In 1980, Texas became the first state to recognize Juneteenth as a state holiday. A total of 45 states recognize it today.

Dr. Randy B. Kelley, pastor of Goodsell Methodist Church, said that the Juneteenth celebrations at Goodsell are family oriented events.

“We educate while we celebrate,” he said, adding that the lack of telling the whole story though history had placed barriers between whites and blacks, preventing them from knowing each other as they should.

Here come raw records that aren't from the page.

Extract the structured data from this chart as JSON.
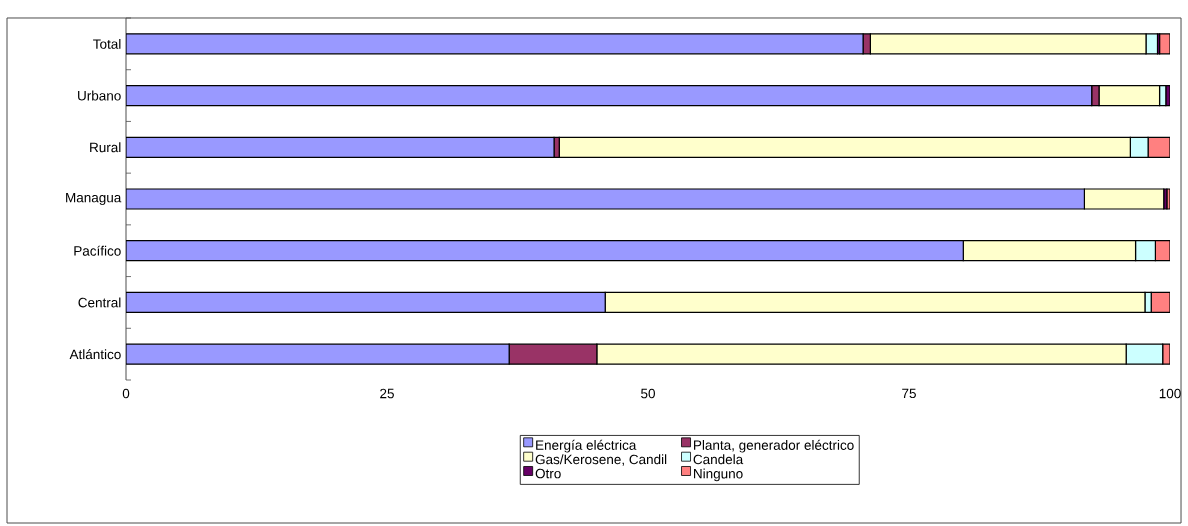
{
  "chart_data": {
    "type": "bar",
    "orientation": "horizontal",
    "stacked": true,
    "categories": [
      "Total",
      "Urbano",
      "Rural",
      "Managua",
      "Pacífico",
      "Central",
      "Atlántico"
    ],
    "series": [
      {
        "name": "Energía eléctrica",
        "color": "#9999ff",
        "values": [
          70.6,
          92.5,
          41.0,
          91.8,
          80.2,
          45.9,
          36.7
        ]
      },
      {
        "name": "Planta, generador eléctrico",
        "color": "#993366",
        "values": [
          0.7,
          0.7,
          0.5,
          0,
          0,
          0,
          8.4
        ]
      },
      {
        "name": "Gas/Kerosene, Candil",
        "color": "#ffffcc",
        "values": [
          26.4,
          5.8,
          54.7,
          7.6,
          16.5,
          51.7,
          50.7
        ]
      },
      {
        "name": "Candela",
        "color": "#ccffff",
        "values": [
          1.1,
          0.6,
          1.7,
          0,
          1.9,
          0.6,
          3.5
        ]
      },
      {
        "name": "Otro",
        "color": "#660066",
        "values": [
          0.2,
          0.4,
          0,
          0.3,
          0,
          0,
          0
        ]
      },
      {
        "name": "Ninguno",
        "color": "#ff8080",
        "values": [
          1.0,
          0,
          2.1,
          0.3,
          1.4,
          1.8,
          0.7
        ]
      }
    ],
    "xlim": [
      0,
      100
    ],
    "xticks": [
      0,
      25,
      50,
      75,
      100
    ],
    "legend": "bottom",
    "grid": false
  }
}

Part of the local Juneteenth celebrations have been poster and essay contests that encourage today’s youth to study the history of Juneteenth and to have a better understanding of what really happened in the post-Civil War period. There’s substantial evidence to suggest that African-American history through this period has been suppressed. Dr. Kelley said that while the Lost Cause was glorified, “as African-Americans, our story wasn’t told.”

Even eminent African-American scholars such as Harvard-educated Carter Woodson claimed that what they’d been taught about the African-American experience and what they’d been taught about individual blacks was overwhelmingly negative.

Dr. Kelley saidnthe struggles African Americans endured produced many heroes and heroines who are largely unknown today due to the suppression of black history in favor of the embellishment of the Lost Cause.

“This struggle needs to be known,” he said.

The Civil Rights movement of the 1960s and the many marches and civil disobedience such as the sit-ins at lunch counters offered teaching moments for all of society.

“Today, we have scientists marching, women marching and children from schools marching,” he said.